Die Cuts (or, as German card collectors call them, The Cuts)

Die cut cards have been around for a long time, 19th century style long time. I’m not going to write about the history of die cuts; that’s not my style. You want to know more about them, go for it. You’re not gonna get that here.

In the mid-‘80’s, Donruss put out Pop-ups in conjunction with their set of All-Stars. Here’s a Wade Boggs card:



Here’s the eye-popping special effect:


The worst Kellogg’s set did a better job of 3-D. Most die cuts don’t even try that hard. You just pop out the player and stick him in a little paper stand. Not very believable, if you ask me.

Every once in a while a die cut set catches my eye.  The 1973 Johnny Pro Orioles set is all kinds of awesome. Great players, good pictures, and even a couple of harder to come by cards – Brooks Robinson, Bobby Grich and Jim Palmer got two poses each! I’m still on the trail of Brooks batting and Palmer in his windup. The supply seems very scarce, but, fortunately for me, the demand is low. If I ever track them down they shouldn’t set me back too much. Orlando Pena’s card, oddly, is not die cut. Pena probably wasn’t worth the price of the labor!


The next year Johnny Pro put out a Phillies set. While the O’s got 28 cards, the Phils got only 12. The Orioles deserved more cards, they were good. The Phillies were lousy, but, and it’s a big Kardashian-sized but, the Johnny Pro set had a Mike Schmidt card. Though both sets have a solid color background, there’s something unfinished about the Phillies set, all in white. The green of the Orioles cards seems somehow more polished. I have no idea what Johnny Pro Enterprises did, but their corporate filing was forfeited in 1979. The significance of that also something I have no idea about.


The only other die cut set I went gaga over was a Dodgers team issued pinup set from 1963. A most incredible set of actual head shots on cartoony hand drawn bodies; it seems likely that this set, in its super cool envelope, was sold at the ballpark. They look a lot like the 1938 Goudey Heads-up cards, but so much better. They’re really big, 7 ¼” X 8 ½”.


People are probably most familiar with the 1964 Topps Stand-ups. Weird that I never dug those; I can’t figure out why. They seem right in my wheelhouse and I probably could’ve gotten them relatively cheaply in the ‘70’s, when cards like that were easy to find and inexpensive.  I should at least have a Wayne Causey in my collection.


Author: Jeff Katz

Jeff Katz is the former Mayor of Cooperstown, the “Birthplace of Baseball” and home to the National Baseball Hall of Fame and Museum. His latest book, Split Season:1981 - Fernandomania, the Bronx Zoo, and the Strike that Saved Baseball, (Thomas Dunne Books, 2015), received national attention, with coverage appearing in The New York Times, Chicago Tribune, Sporting News and NPR’s Only a Game, among others. Katz appeared on ESPN’s Olbermann and The Sporting Life with Jeremy Schaap and MLB Network’s MLB Now, with Brian Kenny. Split Season: 1981 was a finalist for the 2016 Casey Award for Best Baseball Book of the Year.

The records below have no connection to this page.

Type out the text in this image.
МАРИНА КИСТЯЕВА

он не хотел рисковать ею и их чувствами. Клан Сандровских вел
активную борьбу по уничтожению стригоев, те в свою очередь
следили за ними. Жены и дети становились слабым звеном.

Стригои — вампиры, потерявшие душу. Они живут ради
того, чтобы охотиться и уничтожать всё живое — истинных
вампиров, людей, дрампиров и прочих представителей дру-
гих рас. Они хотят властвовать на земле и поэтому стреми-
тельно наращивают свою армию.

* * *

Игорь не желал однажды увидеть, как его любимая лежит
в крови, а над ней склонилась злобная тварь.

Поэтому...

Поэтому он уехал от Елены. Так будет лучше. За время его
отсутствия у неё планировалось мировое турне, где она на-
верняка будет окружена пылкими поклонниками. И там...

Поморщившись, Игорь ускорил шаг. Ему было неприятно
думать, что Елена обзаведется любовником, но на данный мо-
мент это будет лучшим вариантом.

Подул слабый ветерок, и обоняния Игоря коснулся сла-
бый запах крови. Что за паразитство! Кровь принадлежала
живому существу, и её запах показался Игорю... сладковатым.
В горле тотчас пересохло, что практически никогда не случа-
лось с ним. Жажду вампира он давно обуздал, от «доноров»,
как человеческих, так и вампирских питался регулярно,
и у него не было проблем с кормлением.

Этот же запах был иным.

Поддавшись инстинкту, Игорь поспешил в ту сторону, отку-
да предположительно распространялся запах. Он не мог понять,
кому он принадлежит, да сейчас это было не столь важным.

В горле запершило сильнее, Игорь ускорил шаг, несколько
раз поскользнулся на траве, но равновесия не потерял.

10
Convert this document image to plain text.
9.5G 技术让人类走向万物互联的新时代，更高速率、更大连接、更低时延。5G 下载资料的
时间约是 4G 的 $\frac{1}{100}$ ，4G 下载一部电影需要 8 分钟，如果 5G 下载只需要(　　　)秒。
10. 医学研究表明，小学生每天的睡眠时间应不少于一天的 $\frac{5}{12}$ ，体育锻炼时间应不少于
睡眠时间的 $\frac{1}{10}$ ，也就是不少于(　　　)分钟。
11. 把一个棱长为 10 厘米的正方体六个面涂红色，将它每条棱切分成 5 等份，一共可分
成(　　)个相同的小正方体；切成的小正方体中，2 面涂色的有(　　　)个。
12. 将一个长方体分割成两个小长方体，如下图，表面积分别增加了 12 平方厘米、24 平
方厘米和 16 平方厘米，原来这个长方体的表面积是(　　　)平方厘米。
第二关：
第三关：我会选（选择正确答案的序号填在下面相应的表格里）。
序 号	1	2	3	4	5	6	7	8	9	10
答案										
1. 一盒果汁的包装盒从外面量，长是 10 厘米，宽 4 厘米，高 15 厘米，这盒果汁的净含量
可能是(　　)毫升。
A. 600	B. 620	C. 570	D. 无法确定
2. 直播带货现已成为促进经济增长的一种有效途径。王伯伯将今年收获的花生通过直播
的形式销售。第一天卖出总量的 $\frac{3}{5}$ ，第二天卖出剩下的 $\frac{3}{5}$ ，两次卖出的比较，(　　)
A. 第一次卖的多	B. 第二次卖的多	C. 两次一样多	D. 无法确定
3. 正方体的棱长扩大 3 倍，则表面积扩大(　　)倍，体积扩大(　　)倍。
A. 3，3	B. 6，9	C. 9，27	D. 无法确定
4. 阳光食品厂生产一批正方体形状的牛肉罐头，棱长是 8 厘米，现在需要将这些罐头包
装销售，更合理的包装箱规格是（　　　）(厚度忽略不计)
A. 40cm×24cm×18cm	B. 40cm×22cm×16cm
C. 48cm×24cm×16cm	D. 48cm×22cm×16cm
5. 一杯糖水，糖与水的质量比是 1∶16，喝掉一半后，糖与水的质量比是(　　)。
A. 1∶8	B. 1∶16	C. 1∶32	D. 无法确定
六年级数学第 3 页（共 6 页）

13 thoughts on “Die Cuts (or, as German card collectors call them, The Cuts)”

  1. I remember having some of those and never knowing what to do with them. The nice things with cards was that you could have them in binders. But pop-ups? Do you treat them as cards? Do you let them clutter your desk? My mom must’ve hated these.

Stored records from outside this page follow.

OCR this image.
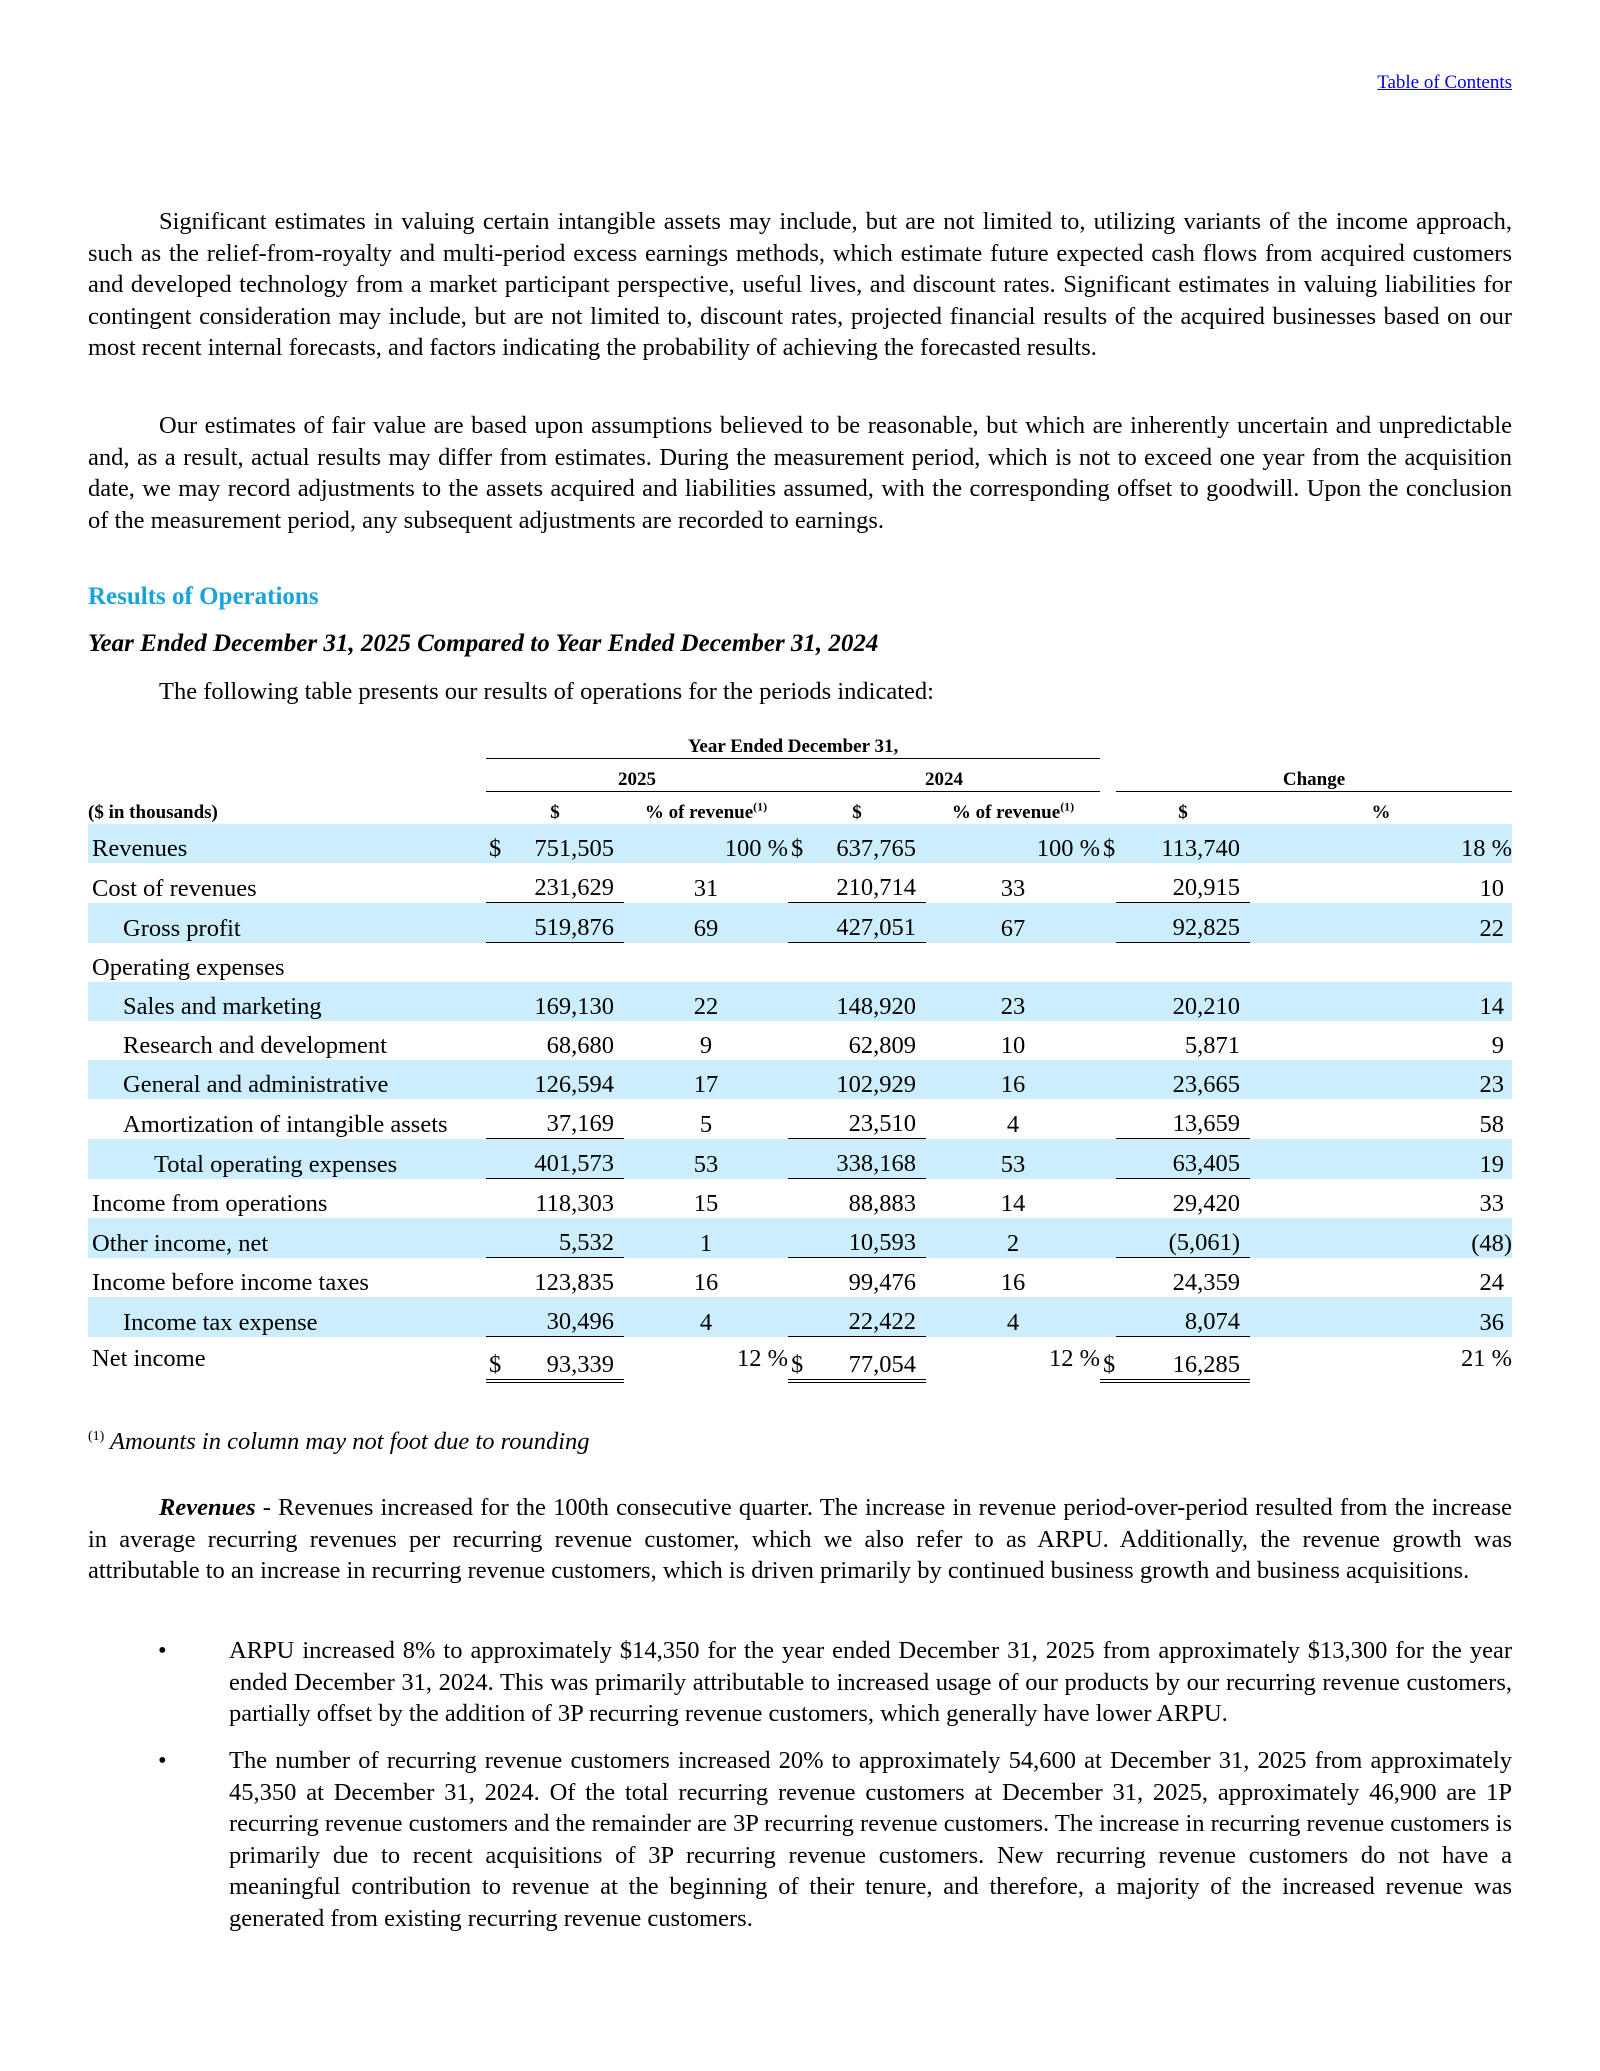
Table of Contents

Significant estimates in valuing certain intangible assets may include, but are not limited to, utilizing variants of the income approach, such as the relief-from-royalty and multi-period excess earnings methods, which estimate future expected cash flows from acquired customers and developed technology from a market participant perspective, useful lives, and discount rates. Significant estimates in valuing liabilities for contingent consideration may include, but are not limited to, discount rates, projected financial results of the acquired businesses based on our most recent internal forecasts, and factors indicating the probability of achieving the forecasted results.

Our estimates of fair value are based upon assumptions believed to be reasonable, but which are inherently uncertain and unpredictable and, as a result, actual results may differ from estimates. During the measurement period, which is not to exceed one year from the acquisition date, we may record adjustments to the assets acquired and liabilities assumed, with the corresponding offset to goodwill. Upon the conclusion of the measurement period, any subsequent adjustments are recorded to earnings.

Results of Operations
Year Ended December 31, 2025 Compared to Year Ended December 31, 2024

The following table presents our results of operations for the periods indicated:

	Year Ended December 31,								
	2025			2024				Change	
($ in thousands)	$		% of revenue$^{(1)}$	$		% of revenue$^{(1)}$		$	%
Revenues	$	751,505	100 %	$	637,765	100 %	$	113,740	18 %
Cost of revenues		231,629	31		210,714	33		20,915	10
Gross profit		519,876	69		427,051	67		92,825	22
Operating expenses									
Sales and marketing		169,130	22		148,920	23		20,210	14
Research and development		68,680	9		62,809	10		5,871	9
General and administrative		126,594	17		102,929	16		23,665	23
Amortization of intangible assets		37,169	5		23,510	4		13,659	58
Total operating expenses		401,573	53		338,168	53		63,405	19
Income from operations		118,303	15		88,883	14		29,420	33
Other income, net		5,532	1		10,593	2		(5,061)	(48)
Income before income taxes		123,835	16		99,476	16		24,359	24
Income tax expense		30,496	4		22,422	4		8,074	36
Net income	$	93,339	12 %	$	77,054	12 %	$	16,285	21 %

$^{(1)}$ Amounts in column may not foot due to rounding

Revenues - Revenues increased for the 100th consecutive quarter. The increase in revenue period-over-period resulted from the increase in average recurring revenues per recurring revenue customer, which we also refer to as ARPU. Additionally, the revenue growth was attributable to an increase in recurring revenue customers, which is driven primarily by continued business growth and business acquisitions.

•	ARPU increased 8% to approximately $14,350 for the year ended December 31, 2025 from approximately $13,300 for the year ended December 31, 2024. This was primarily attributable to increased usage of our products by our recurring revenue customers, partially offset by the addition of 3P recurring revenue customers, which generally have lower ARPU.
•	The number of recurring revenue customers increased 20% to approximately 54,600 at December 31, 2025 from approximately 45,350 at December 31, 2024. Of the total recurring revenue customers at December 31, 2025, approximately 46,900 are 1P recurring revenue customers and the remainder are 3P recurring revenue customers. The increase in recurring revenue customers is primarily due to recent acquisitions of 3P recurring revenue customers. New recurring revenue customers do not have a meaningful contribution to revenue at the beginning of their tenure, and therefore, a majority of the increased revenue was generated from existing recurring revenue customers.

    Also, I seem to recall some encased-in-plastic half-size stand-up cards as well from the late 80s.

    Liked by 1 person

    1. Those encased-in-plastic half-size stand-up cards from Topps are called Topps Doubleheaders (different from the 1955 version). I think most of them had a miniature current year card on one side, and a miniature Topps rookie card or first Topps card on the other side. I know there was a Mets/Yankees “test” issue (either 1988 or 1989), an 1989 “regular issue” (all-stars), and it looks like a 1990 regular issue as well. This link seems to be the best one I can find on eBay because you can see the plastic cases and both sides of the Mattingly in the picture:


      Liked by 1 person

  2. I have one of the Oriole die-cuts: Frank Baker. It was in a mystery grab bag from a long gone card shop in Seattle. All those great Orioles and I end up with Frank Baker! Great post.

    Liked by 1 person

  3. When I read the post title I thought it was going to be about the more modern “die cuts,” inserts like Stadium Club Triumvirates or parallel cards like the 2009 Upper Deck X die cuts (I may be the only one who remembers those because it was the first die-cut parallel set I completed). But I can do big head cards from the late 1980s/early 1990s too …

    Topps put out a set similar to those Dodgers cards, sans the card and the body, in 1990. Much larger than a standard card size (I think I have them in 2-pocket pages, and if not, they are in 1-pocket pages), and if I remember correctly they have a suction cup on the back so you can stick them on the wall.